Distributionally Safe Reinforcement Learning under Model Uncertainty: A Single-Level Approach by Differentiable Convex Programming

  • paper_url: http://arxiv.org/abs/2310.02459
  • repo_url: None
  • paper_authors: Alaa Eddine Chriat, Chuangchuang Sun
  • for: 本研究的目的是提供一种可追踪的分布安全学习框架,以保证安全性在面临分布风险时。
  • methods: 本研究使用了分布学习和归一化拟合来处理分布风险,并使用了duality理论和可微编程来简化问题。
  • results: 研究表明,该框架可以提供有效的安全保证,并且在不同的系统中表现出了显著的改善。

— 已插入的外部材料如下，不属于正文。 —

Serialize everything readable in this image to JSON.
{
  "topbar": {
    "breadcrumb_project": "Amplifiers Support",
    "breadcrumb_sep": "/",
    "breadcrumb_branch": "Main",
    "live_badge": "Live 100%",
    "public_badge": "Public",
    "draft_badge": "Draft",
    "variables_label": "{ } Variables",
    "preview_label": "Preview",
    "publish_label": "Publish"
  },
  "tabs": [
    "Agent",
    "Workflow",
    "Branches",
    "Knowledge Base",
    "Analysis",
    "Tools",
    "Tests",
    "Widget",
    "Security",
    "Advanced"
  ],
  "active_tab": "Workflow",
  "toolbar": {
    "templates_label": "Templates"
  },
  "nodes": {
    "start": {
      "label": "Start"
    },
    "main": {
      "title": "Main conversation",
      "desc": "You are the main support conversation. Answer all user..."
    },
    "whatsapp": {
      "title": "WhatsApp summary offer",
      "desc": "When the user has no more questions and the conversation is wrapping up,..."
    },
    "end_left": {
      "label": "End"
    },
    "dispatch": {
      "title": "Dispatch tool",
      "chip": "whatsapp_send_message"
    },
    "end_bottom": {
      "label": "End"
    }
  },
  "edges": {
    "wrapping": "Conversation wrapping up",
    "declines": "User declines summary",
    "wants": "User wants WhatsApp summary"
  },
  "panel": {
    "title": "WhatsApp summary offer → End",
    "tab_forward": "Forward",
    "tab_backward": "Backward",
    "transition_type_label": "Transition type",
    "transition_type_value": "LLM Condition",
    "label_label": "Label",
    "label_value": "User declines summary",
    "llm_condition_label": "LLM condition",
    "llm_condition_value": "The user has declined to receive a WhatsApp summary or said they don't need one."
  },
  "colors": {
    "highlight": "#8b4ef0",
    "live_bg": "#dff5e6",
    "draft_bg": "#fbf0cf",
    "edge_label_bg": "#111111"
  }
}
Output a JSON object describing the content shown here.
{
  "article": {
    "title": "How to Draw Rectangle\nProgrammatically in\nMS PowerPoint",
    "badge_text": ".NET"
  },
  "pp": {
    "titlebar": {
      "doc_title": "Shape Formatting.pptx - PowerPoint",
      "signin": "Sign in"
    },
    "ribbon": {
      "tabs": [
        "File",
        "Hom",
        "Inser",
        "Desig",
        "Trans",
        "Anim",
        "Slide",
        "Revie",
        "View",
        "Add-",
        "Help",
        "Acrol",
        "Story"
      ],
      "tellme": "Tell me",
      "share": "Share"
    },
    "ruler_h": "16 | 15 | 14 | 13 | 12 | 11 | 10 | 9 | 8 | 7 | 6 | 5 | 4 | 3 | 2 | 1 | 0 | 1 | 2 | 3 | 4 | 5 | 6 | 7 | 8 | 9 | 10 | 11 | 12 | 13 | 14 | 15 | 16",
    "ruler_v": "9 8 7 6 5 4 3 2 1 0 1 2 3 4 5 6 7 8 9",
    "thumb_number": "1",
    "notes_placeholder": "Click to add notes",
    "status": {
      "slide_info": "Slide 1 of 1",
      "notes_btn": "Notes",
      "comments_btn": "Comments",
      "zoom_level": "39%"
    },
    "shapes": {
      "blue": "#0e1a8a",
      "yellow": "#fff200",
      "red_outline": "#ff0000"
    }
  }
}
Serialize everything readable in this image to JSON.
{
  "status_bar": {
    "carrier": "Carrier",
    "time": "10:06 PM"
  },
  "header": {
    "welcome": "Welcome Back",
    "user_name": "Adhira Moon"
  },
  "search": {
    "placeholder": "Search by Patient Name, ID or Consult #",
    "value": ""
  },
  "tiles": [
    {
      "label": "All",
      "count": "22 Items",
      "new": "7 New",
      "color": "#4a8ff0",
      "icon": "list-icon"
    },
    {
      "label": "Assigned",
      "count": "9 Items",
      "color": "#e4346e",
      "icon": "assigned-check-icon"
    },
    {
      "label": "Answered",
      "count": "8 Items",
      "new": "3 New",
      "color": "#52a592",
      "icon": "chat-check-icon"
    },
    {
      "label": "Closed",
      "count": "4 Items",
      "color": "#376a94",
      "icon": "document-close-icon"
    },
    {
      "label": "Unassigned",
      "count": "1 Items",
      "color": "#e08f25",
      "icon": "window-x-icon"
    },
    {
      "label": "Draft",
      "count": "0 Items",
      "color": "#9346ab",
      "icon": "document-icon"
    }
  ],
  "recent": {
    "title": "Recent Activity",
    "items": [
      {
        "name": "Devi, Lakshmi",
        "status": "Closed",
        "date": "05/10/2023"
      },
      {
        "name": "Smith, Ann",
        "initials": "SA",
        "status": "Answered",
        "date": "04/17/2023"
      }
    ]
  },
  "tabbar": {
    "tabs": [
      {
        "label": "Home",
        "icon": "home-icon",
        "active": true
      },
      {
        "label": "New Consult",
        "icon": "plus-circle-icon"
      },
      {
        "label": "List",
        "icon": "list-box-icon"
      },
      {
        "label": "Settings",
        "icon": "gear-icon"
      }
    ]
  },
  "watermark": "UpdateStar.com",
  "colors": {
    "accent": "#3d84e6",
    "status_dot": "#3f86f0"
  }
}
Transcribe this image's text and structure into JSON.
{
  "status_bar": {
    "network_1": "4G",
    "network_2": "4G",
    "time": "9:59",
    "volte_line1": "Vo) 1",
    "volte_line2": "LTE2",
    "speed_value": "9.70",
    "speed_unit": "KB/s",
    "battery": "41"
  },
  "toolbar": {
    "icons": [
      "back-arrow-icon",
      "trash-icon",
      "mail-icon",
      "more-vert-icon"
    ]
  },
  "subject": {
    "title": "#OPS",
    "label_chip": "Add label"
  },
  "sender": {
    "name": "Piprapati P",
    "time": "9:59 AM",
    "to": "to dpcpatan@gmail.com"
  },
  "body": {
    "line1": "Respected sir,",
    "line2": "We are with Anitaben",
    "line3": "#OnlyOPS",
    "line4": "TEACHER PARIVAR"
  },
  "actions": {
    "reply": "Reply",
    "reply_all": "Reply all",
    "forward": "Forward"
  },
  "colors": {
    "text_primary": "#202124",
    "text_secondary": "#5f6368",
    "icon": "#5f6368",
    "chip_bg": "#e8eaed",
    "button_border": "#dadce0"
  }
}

    Abstract Safety assurance is uncompromisable for safety-critical environments with the presence of drastic model uncertainties (e.g., distributional shift), especially with humans in the loop. However, incorporating uncertainty in safe learning will naturally lead to a bi-level problem, where at the lower level the (worst-case) safety constraint is evaluated within the uncertainty ambiguity set. In this paper, we present a tractable distributionally safe reinforcement learning framework to enforce safety under a distributional shift measured by a Wasserstein metric. To improve the tractability, we first use duality theory to transform the lower-level optimization from infinite-dimensional probability space where distributional shift is measured, to a finite-dimensional parametric space. Moreover, by differentiable convex programming, the bi-level safe learning problem is further reduced to a single-level one with two sequential computationally efficient modules: a convex quadratic program to guarantee safety followed by a projected gradient ascent to simultaneously find the worst-case uncertainty. This end-to-end differentiable framework with safety constraints, to the best of our knowledge, is the first tractable single-level solution to address distributional safety. We test our approach on first and second-order systems with varying complexities and compare our results with the uncertainty-agnostic policies, where our approach demonstrates a significant improvement on safety guarantees.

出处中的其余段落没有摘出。